By the end of December, many of you probably happily took down your 2008 calendar and swapped it out for a brand new 2009 version. 2008, after all, was a pretty tough year given that we were sideswiped with an economic meltdown that, for the most part, resulted in fallout that we couldn’t possibly have imagined.

There was some good news in 2008 though: the nation’s elected leaders and economic experts seem to have acknowledged the fact that economic trends don’t just affect a single socioeconomic group. If left unattended, unchecked or unresolved, dangerous economic trends will—in essence—go viral. Today, thankfully, we are making some strides in balancing a previously unbalanced system.

But the financial meltdown of 2008 is not the only current relevant example of an essential system that has been left unattended, unchecked and unresolved. As nurses you can see this same example at work every day in your hospitals. The question in this scenario though is when and how the system will be attended to, checked on and repaired.

Health care in the United States is one of the greatest failures of the 20th century. We grew an economy in which health care—unlike any other industrialized nation—was a benefit to be negotiated with the employer. We carved out some exceptions of course: the elderly, the poor, the disabled and children. But we left the vast majority of our citizens to deal with health care in the context of the employee/employer relationship.

As global completion grew, health care benefit costs became a noose around employer’s necks. But instead of moving to resolve the issue as a flaw in our social fabric, employers opted to cut costs and benefits. Now—as the economy implodes and the automakers look for the taxpayer bailout, we need to ask ourselves whether or not this fundamental flaw can go unaddressed.

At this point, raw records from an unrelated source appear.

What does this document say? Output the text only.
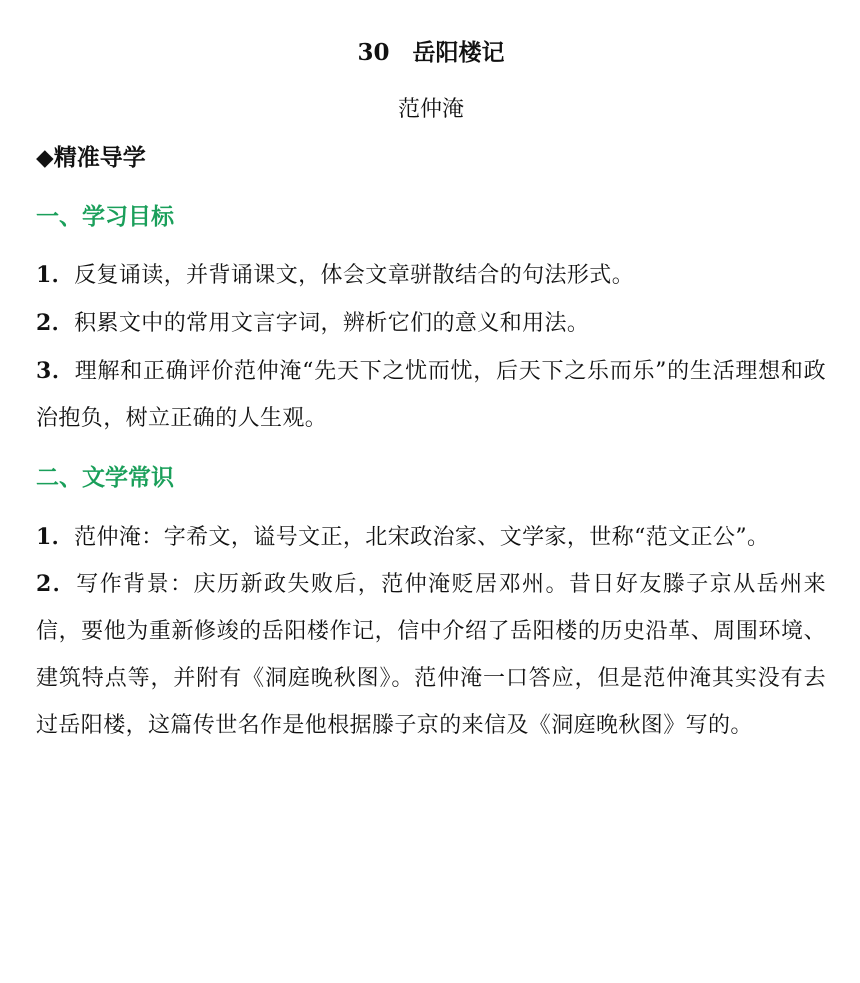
30　岳阳楼记
范仲淹
◆精准导学
一、学习目标
1．反复诵读，并背诵课文，体会文章骈散结合的句法形式。
2．积累文中的常用文言字词，辨析它们的意义和用法。
3．理解和正确评价范仲淹“先天下之忧而忧，后天下之乐而乐”的生活理想和政治抱负，树立正确的人生观。
二、文学常识
1．范仲淹：字希文，谥号文正，北宋政治家、文学家，世称“范文正公”。
2．写作背景：庆历新政失败后，范仲淹贬居邓州。昔日好友滕子京从岳州来信，要他为重新修竣的岳阳楼作记，信中介绍了岳阳楼的历史沿革、周围环境、建筑特点等，并附有《洞庭晚秋图》。范仲淹一口答应，但是范仲淹其实没有去过岳阳楼，这篇传世名作是他根据滕子京的来信及《洞庭晚秋图》写的。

But what are some of the components that we most want for ourselves in a health insurance program—whether that program is a single payer program or not? Well, freedom of choice, both in terms of clinicians and facilities, would be nice. I’d like to know that once I’ve established a relationship with my primary care practitioner (not one from a list supplied by my insurer) that I can then stay with that individual . . . unlike today when the employer decides that the insurance is too expensive and forces you to switch plans. I’d like to see medical testing, prescriptions management and treatment plans centralized and made available to clinicians working with me.

I’d like to spread the health risk across everyone so that the cost to each of us is more affordable as opposed to insurance industries carving out populations to diminish risk and adjust premiums to make a profit.

I’d like clinical data for clinical research usable so that we could all benefit from the best practices available.

I’d also like to pay for health care in a fair manner. And I’d like to adopt a system for doing so that has already been successful rather than create new bureaucracies so insurance industries can maintain the cash cow of American health care.

I’d like a health system that allows our economy to grow—to encourage the small start up groups and small businesses, the backbone of our economy, to recruit and retain talent without their employees having to leave to find better health benefits as they start their families or find themselves with an illness or medical issue for which they had no control over.

In short, I’d like to have Medicare now. I’ll pay for it. I’m already paying for it for when I’m 65. I’d like to just go ahead and pay for it now and have it now. As far as the insurance industry, I’m sure they’ll find something to sell me—insurance for dental care, eye care, private rooms, cosmetic care—no doubt the list will grow. I’m thinking they’ll survive and likely make a hefty profit elsewhere, but for me I’d like to have the best chance at a long healthy life. I think my best shot—Medicare for all. It’s time to raise our expectations.